The Medical Training Survey (MTS) opens in August 2021 and gives trainees a voice about their experience of medical training.
MTS data from past years is already being used across the health sector to drive improvements in medical training.
Most MTS questions are repeated in 2021, because comparisons are important. Format and layout are refined and streamlined each year to make the MTS is quicker and easier to do.
The MTS is a longitudinal study that tracks the quality of medical training. Stringent privacy controls make it safe and confidential for trainees to take part. The MTS is run by the Medical Board of Australia.
Again this year, the MTS is asking trainees about the impact of COVID-19 on their training.

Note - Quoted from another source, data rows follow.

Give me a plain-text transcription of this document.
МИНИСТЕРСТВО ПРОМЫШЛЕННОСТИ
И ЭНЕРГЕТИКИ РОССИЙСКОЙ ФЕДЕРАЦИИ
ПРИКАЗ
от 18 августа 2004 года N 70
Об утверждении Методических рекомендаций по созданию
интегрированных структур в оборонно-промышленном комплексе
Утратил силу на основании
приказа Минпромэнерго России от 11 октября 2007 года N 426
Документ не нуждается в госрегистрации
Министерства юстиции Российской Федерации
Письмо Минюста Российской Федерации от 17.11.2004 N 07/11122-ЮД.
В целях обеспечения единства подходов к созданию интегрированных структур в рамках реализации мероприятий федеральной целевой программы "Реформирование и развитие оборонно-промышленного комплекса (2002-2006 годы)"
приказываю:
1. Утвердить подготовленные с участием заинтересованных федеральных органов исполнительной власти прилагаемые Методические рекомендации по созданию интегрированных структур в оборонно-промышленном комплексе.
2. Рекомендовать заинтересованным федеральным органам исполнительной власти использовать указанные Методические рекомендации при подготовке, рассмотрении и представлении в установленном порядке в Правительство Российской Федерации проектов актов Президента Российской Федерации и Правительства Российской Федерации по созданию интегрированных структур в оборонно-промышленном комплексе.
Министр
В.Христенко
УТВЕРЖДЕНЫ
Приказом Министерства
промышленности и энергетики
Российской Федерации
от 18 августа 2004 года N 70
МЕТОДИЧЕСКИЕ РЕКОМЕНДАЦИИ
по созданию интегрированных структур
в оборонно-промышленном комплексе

“We’re keen to make sure we don’t miss important data about the impacts of COVID-19 on training if they are out there,’ said Chair of the Medical Board of Australia, Dr Anne Tonkin.
Dr Tonkin urged trainees to participate in the 2021 MTS and shape the future of medical training.
“Trainee feedback is already being used to improve medical training, you can read how in the case studies available on the MTS website,’ Dr Tonkin said.
Dr Tonkin thanked all the doctors in training, specialist medical colleges, postgraduate medical councils, the Australian Medical Association, the Australian Medical Council, the Australian Indigenous Doctors’ Association, Doctors’ Health Services and employers who have helped revise the questions for 2021.
Results from past surveys are available online at www.MedicalTrainingSurvey.gov.au. Results are detailed in reports by specialty and geography, or accessible via the online data-dashboard that enables users to create their own tailored reports.
Headline results from 2020 indicated there’s a lot going well in medical training in Australia, but there is work to be done to improve the culture of healthcare.
The MTS is designed to promote quality improvement and is supported by trainees and a wide range of health sector stakeholders.
All doctors in training in Australia can do the survey. This includes interns, hospital medical officers, resident medical officers, non-accredited trainees, postgraduate trainees, principal house officers, registrars, specialist trainees and international medical graduates (with provisional or limited registration). Career medical officers who intend to undertake further postgraduate training in medicine can also participate.
There are five versions of the survey, tailored to different groups of trainees; interns, prevocational and unaccredited trainees, international medical graduates (with provisional or limited registration), specialist GP trainees and specialist non-GP trainees.